Mogru grunted, a puff of dead air bleeding from beneath his mask. He spun and cleaved the wall above her head, but she slid beneath his sword and became shadow a third time, marveling as a cloud of stone dust drifted through her body. Mogru grunted again. Stuck, she realized. His sword is stuck in the wall. I can run. Or I can fight.
She leapt through him. Becoming
flesh behind him, she snatched up a broken bedpost and drove it into the back of his knee. Three times she hammered the mesh of black rings covering his bones, hurling every mote of herself into each blow. Now, she thought as the Sarcophage staggered. Do it now! You saw the Page. You remember. Just a drop is all you need.

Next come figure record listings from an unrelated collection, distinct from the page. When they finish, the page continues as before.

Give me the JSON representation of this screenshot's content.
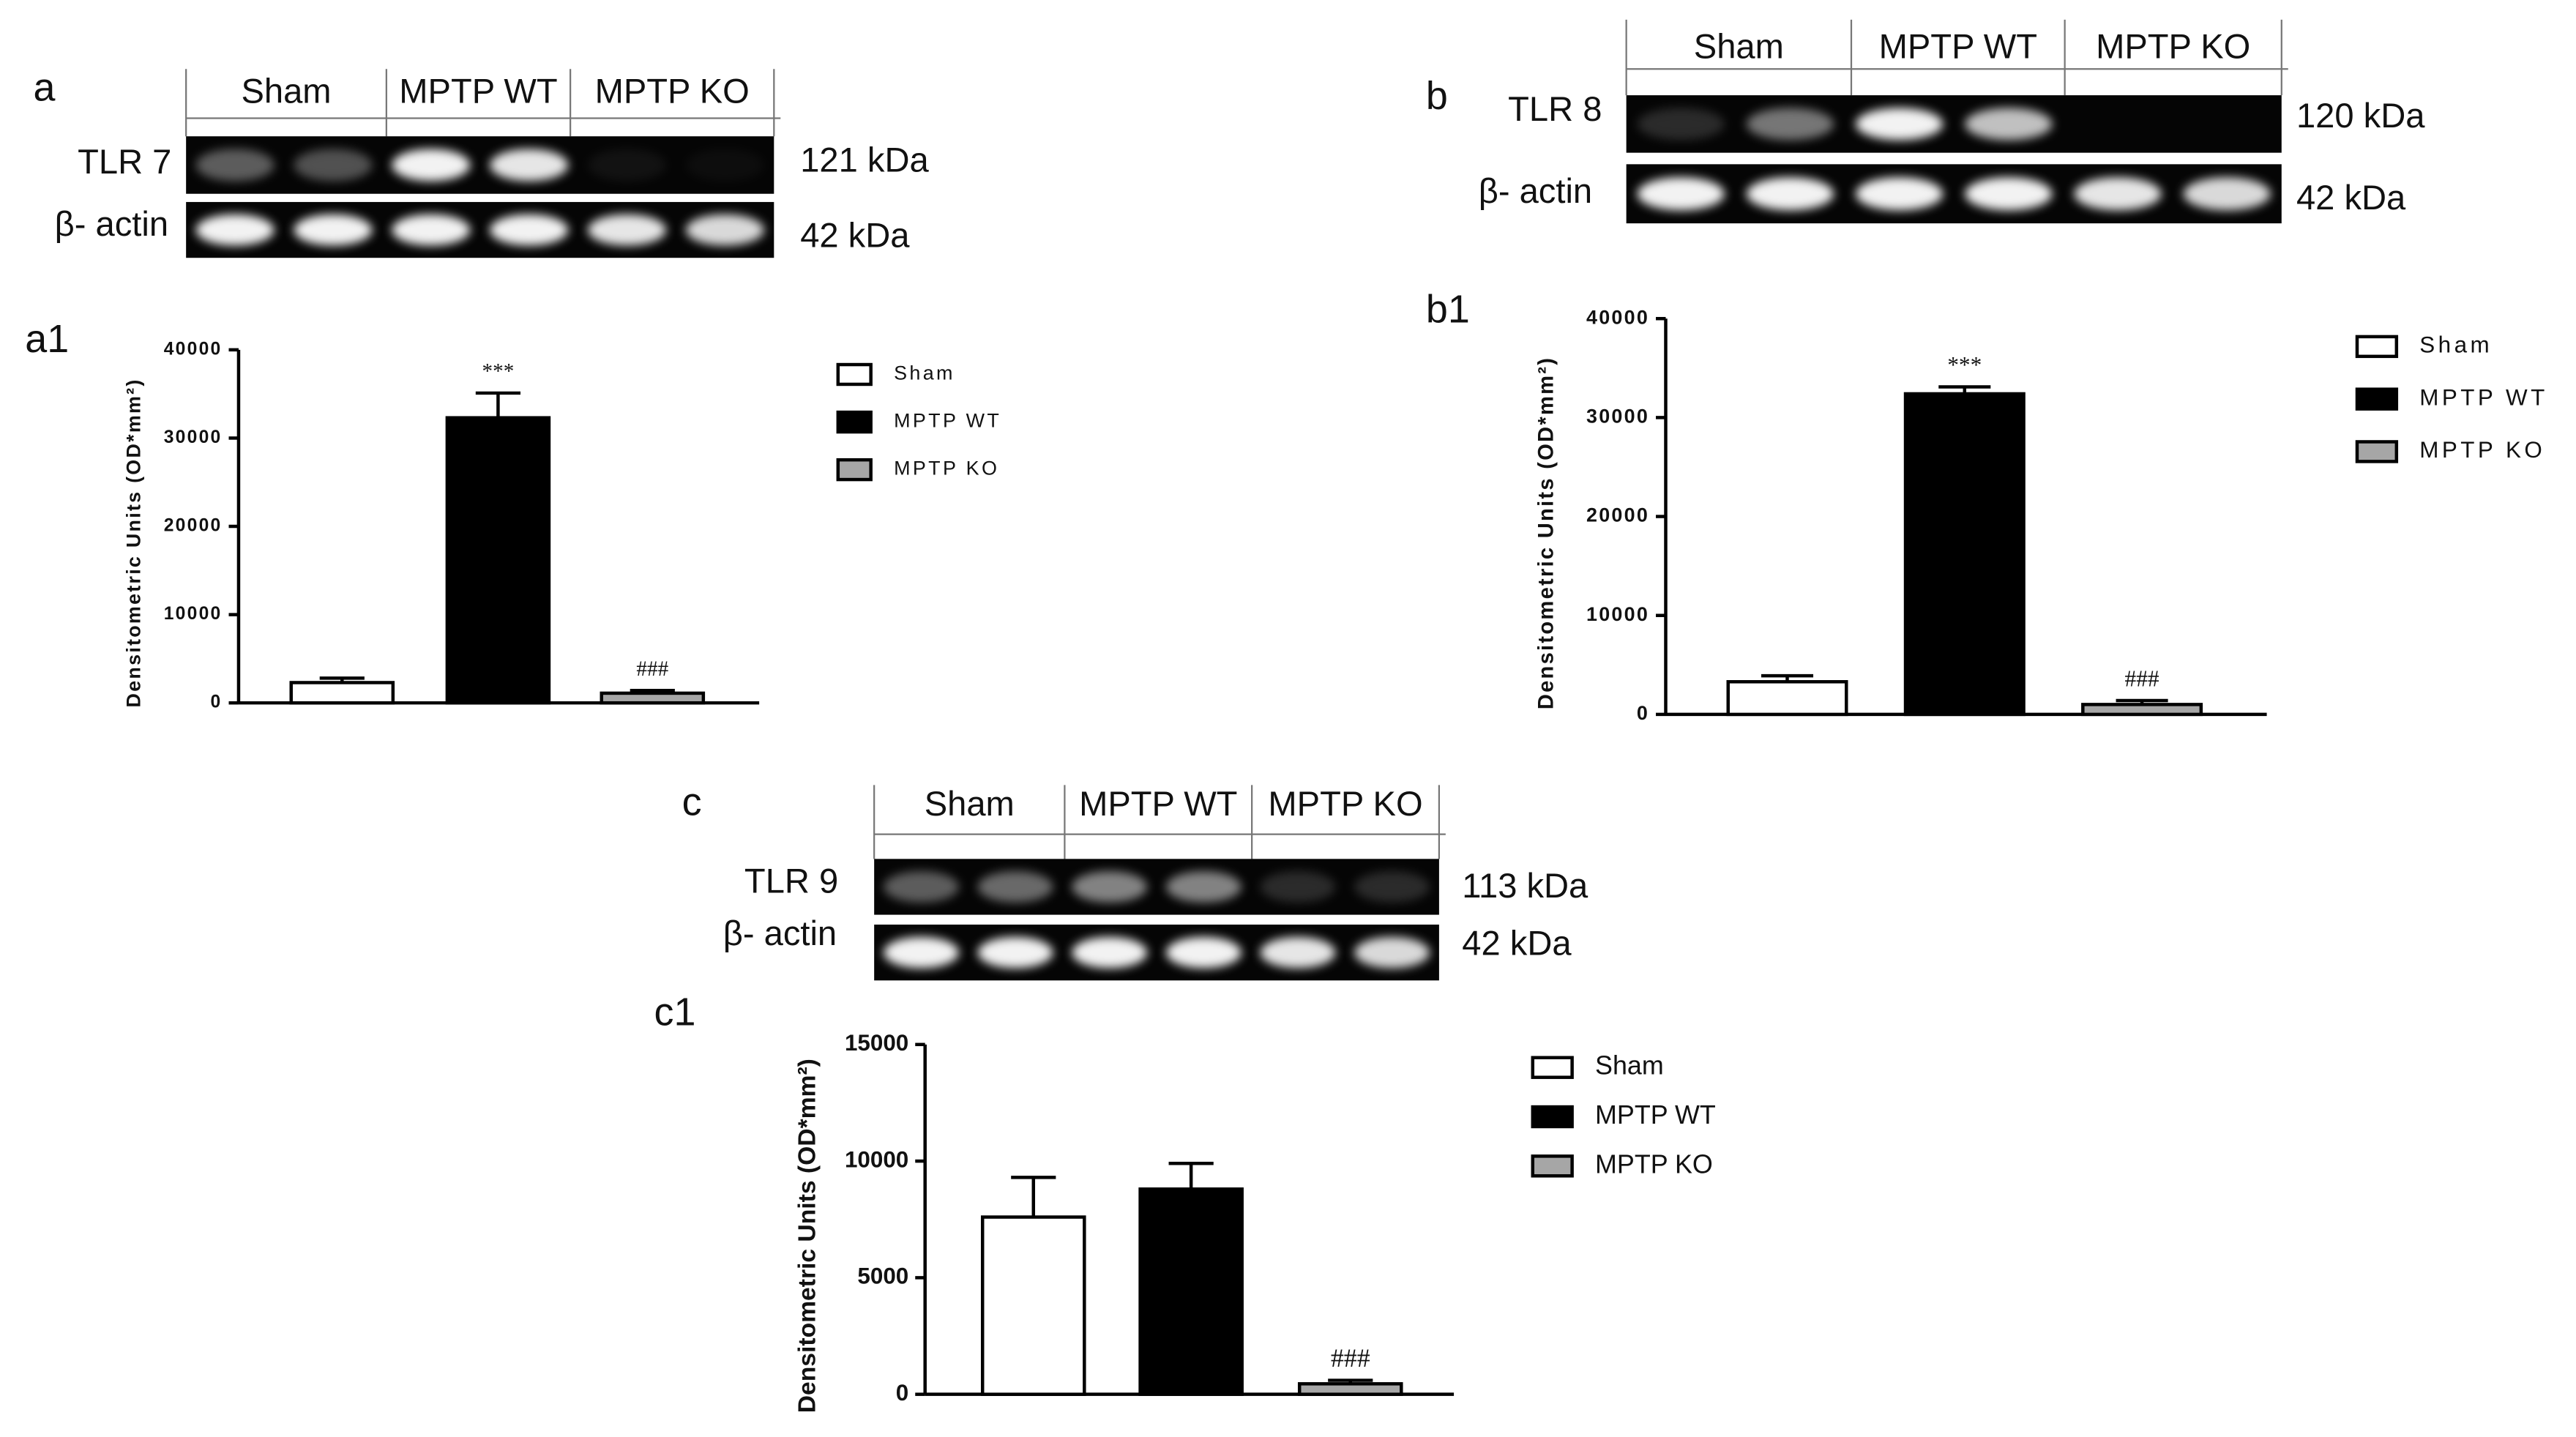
{
  "panels": [
    {
      "label": "a",
      "protein": "TLR 7",
      "protein_kda": "121 kDa",
      "control": "β- actin",
      "control_kda": "42 kDa",
      "groups": [
        "Sham",
        "MPTP WT",
        "MPTP KO"
      ]
    },
    {
      "label": "b",
      "protein": "TLR 8",
      "protein_kda": "120 kDa",
      "control": "β- actin",
      "control_kda": "42 kDa",
      "groups": [
        "Sham",
        "MPTP WT",
        "MPTP KO"
      ]
    },
    {
      "label": "c",
      "protein": "TLR 9",
      "protein_kda": "113 kDa",
      "control": "β- actin",
      "control_kda": "42 kDa",
      "groups": [
        "Sham",
        "MPTP WT",
        "MPTP KO"
      ]
    }
  ],
  "chart_data": [
    {
      "type": "bar",
      "label": "a1",
      "ylabel": "Densitometric Units (OD*mm²)",
      "categories": [
        "Sham",
        "MPTP WT",
        "MPTP KO"
      ],
      "values": [
        2300,
        32300,
        1100
      ],
      "errors": [
        500,
        2800,
        300
      ],
      "annotations": [
        null,
        "***",
        "###"
      ],
      "colors": [
        "#ffffff",
        "#000000",
        "#a6a6a6"
      ],
      "ylim": [
        0,
        40000
      ],
      "yticks": [
        0,
        10000,
        20000,
        30000,
        40000
      ]
    },
    {
      "type": "bar",
      "label": "b1",
      "ylabel": "Densitometric Units (OD*mm²)",
      "categories": [
        "Sham",
        "MPTP WT",
        "MPTP KO"
      ],
      "values": [
        3300,
        32400,
        1000
      ],
      "errors": [
        600,
        700,
        400
      ],
      "annotations": [
        null,
        "***",
        "###"
      ],
      "colors": [
        "#ffffff",
        "#000000",
        "#a6a6a6"
      ],
      "ylim": [
        0,
        40000
      ],
      "yticks": [
        0,
        10000,
        20000,
        30000,
        40000
      ]
    },
    {
      "type": "bar",
      "label": "c1",
      "ylabel": "Densitometric Units (OD*mm²)",
      "categories": [
        "Sham",
        "MPTP WT",
        "MPTP KO"
      ],
      "values": [
        7600,
        8800,
        450
      ],
      "errors": [
        1700,
        1100,
        150
      ],
      "annotations": [
        null,
        null,
        "###"
      ],
      "colors": [
        "#ffffff",
        "#000000",
        "#a6a6a6"
      ],
      "ylim": [
        0,
        15000
      ],
      "yticks": [
        0,
        5000,
        10000,
        15000
      ]
    }
  ]
}
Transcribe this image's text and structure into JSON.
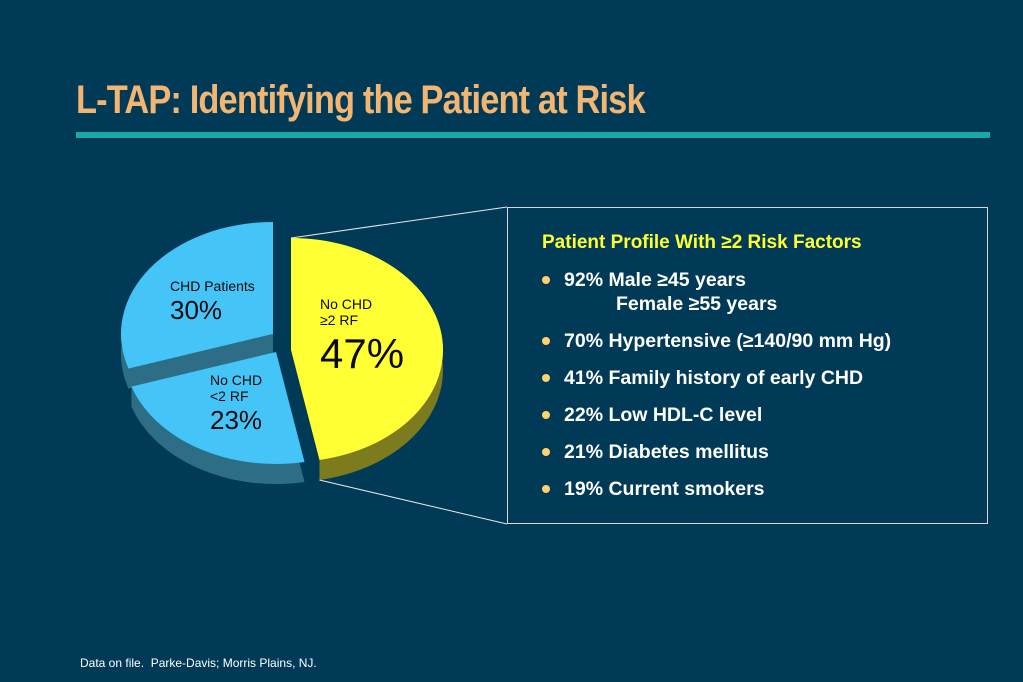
{
  "title": "L-TAP: Identifying the Patient at Risk",
  "colors": {
    "background": "#003a56",
    "title": "#f3b572",
    "rule": "#1aa7a8",
    "heading": "#ffff33"
  },
  "chart_data": {
    "type": "pie",
    "style": "3d-exploded",
    "slices": [
      {
        "label": "No CHD",
        "sublabel": "≥2 RF",
        "value": 47,
        "value_label": "47%",
        "color": "#ffff33",
        "side_color": "#7c7c1e"
      },
      {
        "label": "No CHD",
        "sublabel": "<2 RF",
        "value": 23,
        "value_label": "23%",
        "color": "#45c4f8",
        "side_color": "#2d6e86"
      },
      {
        "label": "CHD Patients",
        "sublabel": "",
        "value": 30,
        "value_label": "30%",
        "color": "#45c4f8",
        "side_color": "#2d6e86"
      }
    ]
  },
  "profile": {
    "heading": "Patient Profile With ≥2 Risk Factors",
    "items": [
      {
        "line1": "92% Male ≥45 years",
        "line2": "Female ≥55 years"
      },
      {
        "line1": "70% Hypertensive (≥140/90 mm Hg)",
        "line2": ""
      },
      {
        "line1": "41% Family history of early CHD",
        "line2": ""
      },
      {
        "line1": "22% Low HDL-C level",
        "line2": ""
      },
      {
        "line1": "21% Diabetes mellitus",
        "line2": ""
      },
      {
        "line1": "19% Current smokers",
        "line2": ""
      }
    ]
  },
  "footnote": "Data on file.  Parke-Davis; Morris Plains, NJ."
}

She flung the bedpost away. Darkness flooded her mind, a thousand whispers in the language of the Pages Black. She felt her words glide between her lips as she summoned the faintest flicker of Ur fire. The black flame, scourge of all material, crackled and popped around the knuckles of her left hand, boiling like the molten heart of a dying star.
Mogru ripped his sword out of the wall and faced her. She screamed and raked her fingers across his mask. Where she clawed him, metal melted in four twisted lines, the molten droplets sizzling on the floor. He reached for her throat, but she grasped and held his elbow. You are dead, and I am living! she wanted to scream. I am strongest here! Where she gripped him, bone and metal boiled and snapped, birthing a sound like an oak breaking in two.
The stench of the horror’s melting bones poisoned the air. Snarling, she wrenched his arm, and his limb came off at the elbow. As his sword clattered to the floor, she staggered away. The black fire. What have I done? I am the same as father.
She let his armored limb sway in her grasp before dropping it. Its grisly work done, the Ur fire on her fingertips vanished. “Leave me,” she growled at Mogru. “Crawl back to father. Tell him he has failed.”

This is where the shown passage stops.